Red Lines, Aluminum Foil, and the Brand That Needed Both
I recently worked with one of my favorite long-term clients — a large, buttoned-up, excellent company full of genuinely impressive people — to build an internal department brand.
I've done this for them before. Many times. The process has always been smooth, professional, efficient. They trust outside experts. They follow their corporate brand structure. They don't waste time and neither do I. It's practically a love language!
But a year had passed since our last brand build together. A year in which I had done serious work on myself (not the therapy kind, though I'm sure that's overdue too) but on my client process. I had cut the fat, streamlined the delivery, sharpened the strategy. I was operating at a level I was genuinely proud of.
What I failed to notice was that while I had evolved, their internal dynamics around branding had not.
RED LINE #1
The mindset hadn't shifted. I saw it. I noted it. I filed it under "things I'll deal with later" and kept moving.
RED LINE #2
Which was the bigger one: the lead decision-maker would not be present when I presented the strategy, concepts, and direction for the brand.
I knew this was a problem. I said it was a problem, to myself, very quietly, while doing absolutely nothing about it. My fail point.
And I kept going.
Partly out of genuine care. I wanted to give this team something they could be proud of, something that actually represented who they were.
Partly because I have never — not once in my life — left something unfinished. My kids could tell you this. So could the aluminum foil I've wiped down and reused to keep pie crusts from over-browning. (Don't look at me like that. If it's a good sheet, it has more life in it, right?!)
So I pressed on. And what followed was the slow, steady dilution of a strong brand concept by a rotating cast of well-meaning people relaying feedback from a leader I never got to speak with directly. The strategy softened. The messaging blurred. The visuals — once sharp and intentional — got walked back toward comfortable, familiar, and forgettable.
We ended in the land of cliché. Population: every brand that's ever had "synergy" in its tagline.
And I couldn't shake the feeling that I'd watched a significant number of hours — and my client's budget — disappear into a process that never had the right conditions to succeed.
I'm a deeply anti-waste person.
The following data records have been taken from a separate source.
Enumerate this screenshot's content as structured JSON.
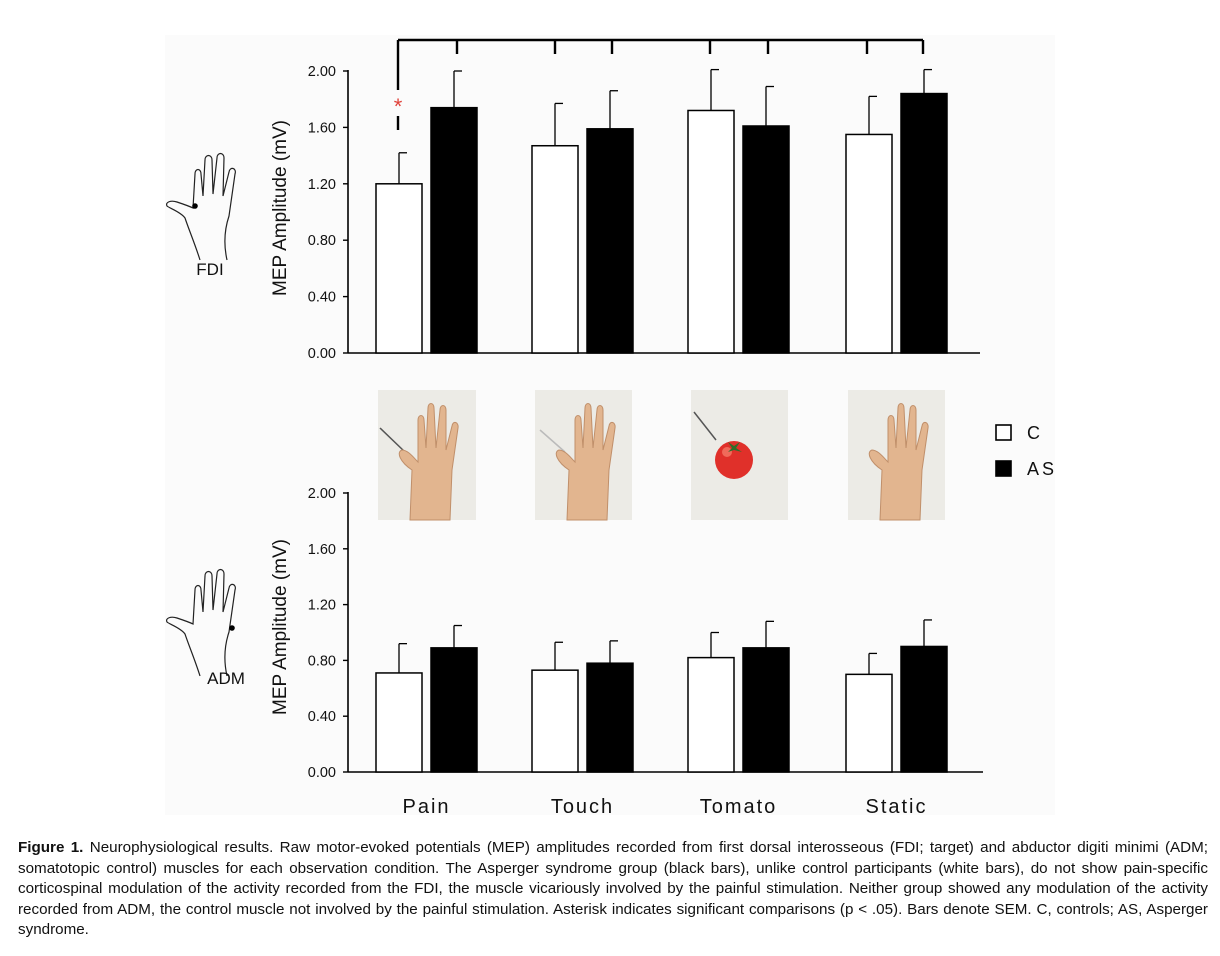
{
  "figure": {
    "panels": [
      {
        "muscle_label": "FDI",
        "ylabel": "MEP Amplitude (mV)"
      },
      {
        "muscle_label": "ADM",
        "ylabel": "MEP Amplitude (mV)"
      }
    ],
    "legend": [
      {
        "label": "C",
        "color": "#ffffff"
      },
      {
        "label": "AS",
        "color": "#000000"
      }
    ],
    "significance_marker": "*",
    "significance_color": "#e0423a"
  },
  "chart_data": [
    {
      "type": "bar",
      "panel": "FDI",
      "categories": [
        "Pain",
        "Touch",
        "Tomato",
        "Static"
      ],
      "ylabel": "MEP Amplitude (mV)",
      "ylim": [
        0,
        2.0
      ],
      "yticks": [
        "0.00",
        "0.40",
        "0.80",
        "1.20",
        "1.60",
        "2.00"
      ],
      "series": [
        {
          "name": "C",
          "color": "#ffffff",
          "values": [
            1.2,
            1.47,
            1.72,
            1.55
          ],
          "sem": [
            0.22,
            0.3,
            0.29,
            0.27
          ]
        },
        {
          "name": "AS",
          "color": "#000000",
          "values": [
            1.74,
            1.59,
            1.61,
            1.84
          ],
          "sem": [
            0.26,
            0.27,
            0.28,
            0.17
          ]
        }
      ],
      "annotations": [
        {
          "text": "*",
          "category": "Pain",
          "series": "C"
        }
      ],
      "comparison_bracket": true,
      "legend": "right"
    },
    {
      "type": "bar",
      "panel": "ADM",
      "categories": [
        "Pain",
        "Touch",
        "Tomato",
        "Static"
      ],
      "ylabel": "MEP Amplitude (mV)",
      "ylim": [
        0,
        2.0
      ],
      "yticks": [
        "0.00",
        "0.40",
        "0.80",
        "1.20",
        "1.60",
        "2.00"
      ],
      "series": [
        {
          "name": "C",
          "color": "#ffffff",
          "values": [
            0.71,
            0.73,
            0.82,
            0.7
          ],
          "sem": [
            0.21,
            0.2,
            0.18,
            0.15
          ]
        },
        {
          "name": "AS",
          "color": "#000000",
          "values": [
            0.89,
            0.78,
            0.89,
            0.9
          ],
          "sem": [
            0.16,
            0.16,
            0.19,
            0.19
          ]
        }
      ],
      "legend": "right"
    }
  ],
  "caption": {
    "label": "Figure 1.",
    "text": " Neurophysiological results. Raw motor-evoked potentials (MEP) amplitudes recorded from first dorsal interosseous (FDI; target) and abductor digiti minimi (ADM; somatotopic control) muscles for each observation condition. The Asperger syndrome group (black bars), unlike control participants (white bars), do not show pain-specific corticospinal modulation of the activity recorded from the FDI, the muscle vicariously involved by the painful stimulation. Neither group showed any modulation of the activity recorded from ADM, the control muscle not involved by the painful stimulation. Asterisk indicates significant comparisons (p < .05). Bars denote SEM. C, controls; AS, Asperger syndrome."
  }
}
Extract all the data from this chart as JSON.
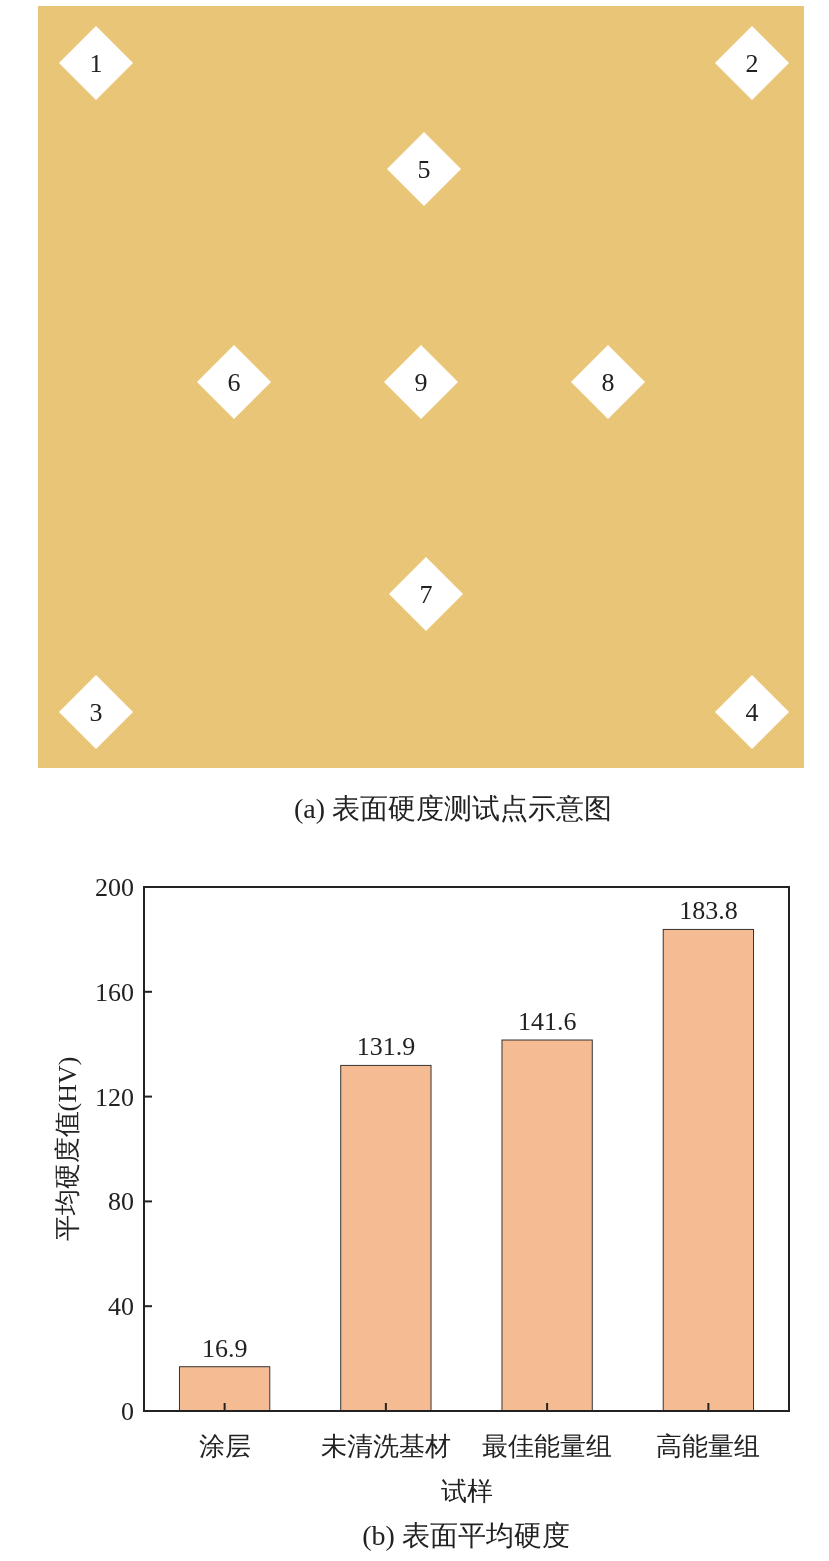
{
  "chart_data": [
    {
      "type": "other",
      "title": "(a) 表面硬度测试点示意图",
      "annotations": [
        "1",
        "2",
        "3",
        "4",
        "5",
        "6",
        "7",
        "8",
        "9"
      ]
    },
    {
      "type": "bar",
      "title": "(b) 表面平均硬度",
      "xlabel": "试样",
      "ylabel": "平均硬度值(HV)",
      "categories": [
        "涂层",
        "未清洗基材",
        "最佳能量组",
        "高能量组"
      ],
      "values": [
        16.9,
        131.9,
        141.6,
        183.8
      ],
      "color": "#f5bc94",
      "ylim": [
        0,
        200
      ],
      "yticks": [
        0,
        40,
        80,
        120,
        160,
        200
      ],
      "data_labels": true
    }
  ]
}
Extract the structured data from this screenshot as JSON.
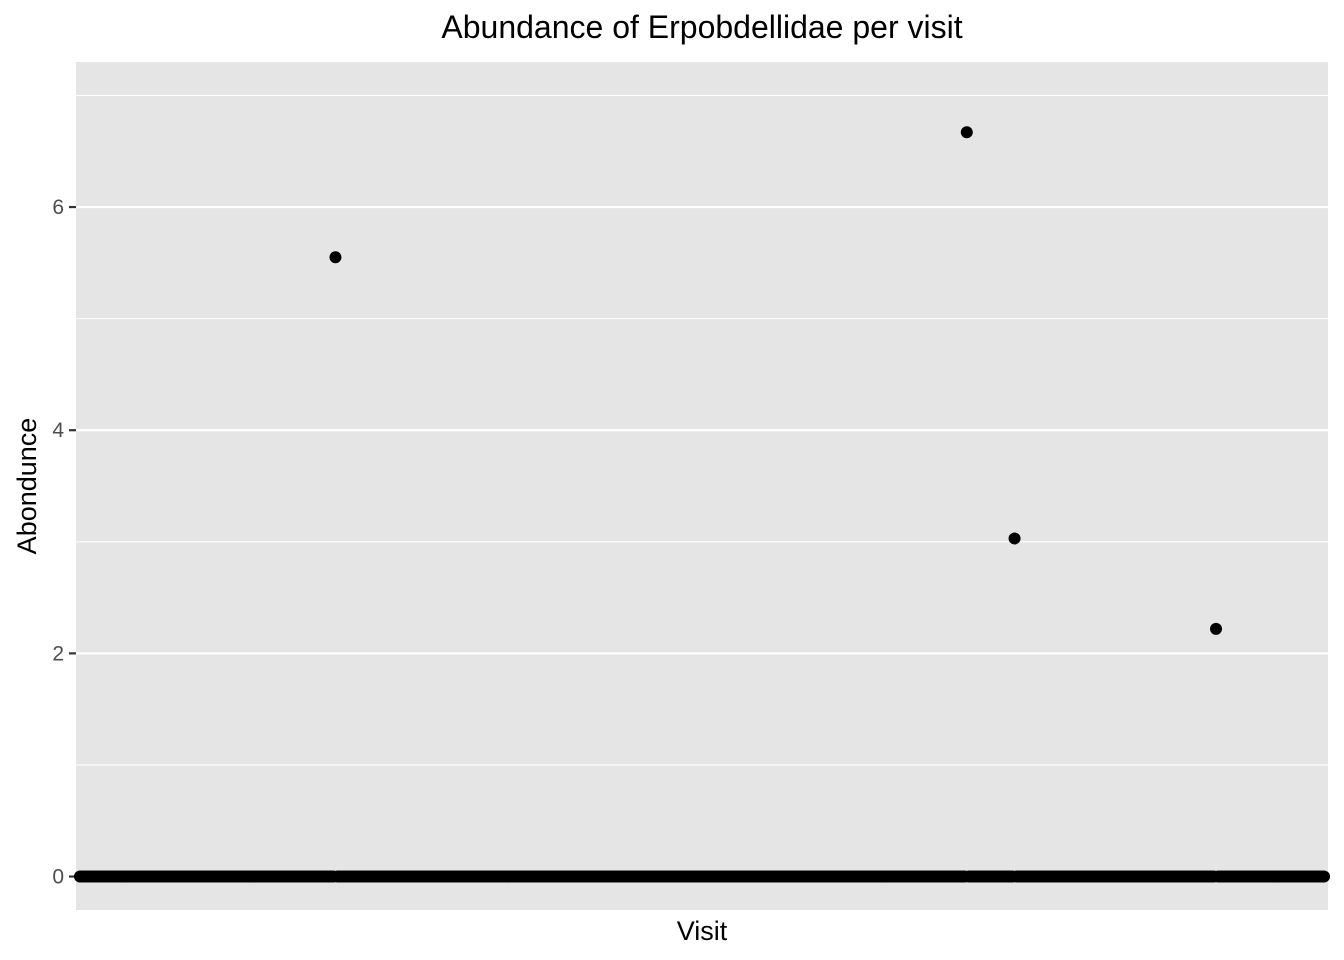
{
  "chart_data": {
    "type": "scatter",
    "title": "Abundance of Erpobdellidae per visit",
    "xlabel": "Visit",
    "ylabel": "Abondunce",
    "ylim": [
      -0.3,
      7.3
    ],
    "y_ticks": [
      0,
      2,
      4,
      6
    ],
    "y_minor_ticks": [
      1,
      3,
      5,
      7
    ],
    "x_ticks_shown": false,
    "n_visits": 600,
    "grid": true,
    "colors": {
      "panel": "#e5e5e5",
      "grid": "#ffffff",
      "point": "#000000",
      "tick_label": "#4d4d4d"
    },
    "nonzero_points": [
      {
        "visit": 123,
        "value": 5.55
      },
      {
        "visit": 427,
        "value": 6.67
      },
      {
        "visit": 450,
        "value": 3.03
      },
      {
        "visit": 547,
        "value": 2.22
      }
    ],
    "baseline_value": 0
  }
}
My family will confirm this is both a virtue and a personality trait that comes up a lot. I wash and reuse plastic bags. I return gifts people don't love so the money doesn't go to waste. And after a year of working hard to build a leaner, sharper process, one that protects both my time and my client's investment, I sat with the uncomfortable awareness that I had ignored every signal pointing toward a different outcome.
These RED LINES I've developed aren't ego. They're not inflexibility. They're the product of experience — the same kind of experience that makes you, as an expert in your own field, worth hiring in the first place.
Here's where it gets relevant to you:
When you hire a branding expert and they start asking questions that feel like they're "not about the logo" — about your audience, your positioning, your decision-making process, who needs to be in the room, even about the services you offer — that's not filler. That's the work. That's where the real brand lives.
And when a branding expert worth their rate sets a process and holds a line, it's not because they're being difficult. It's because that process is the foil. It's there to protect what's underneath, (your time, your budget, your brand) from the slow drip of scope creep, unclear ownership, and decisions made by people three steps removed from the vision. Let the foil do its job, and you get a clean result. Pull it back too soon, and you're scrubbing the pan.
The lesson I took from this — one I should've already known and chose to temporarily ignore — is that my process exists to protect everyone at the table. When I'm approaching a RED LINE, walking past it out of politeness or persistence doesn't serve my client. It just costs both of us something we can't get back.
For me, that lesson is now permanently in the "do not repeat" column.
For you: if you're considering hiring someone to help build your brand, and they tell you they need access to the decision-maker — believe them. That's not a power move. That's the process working exactly as it should.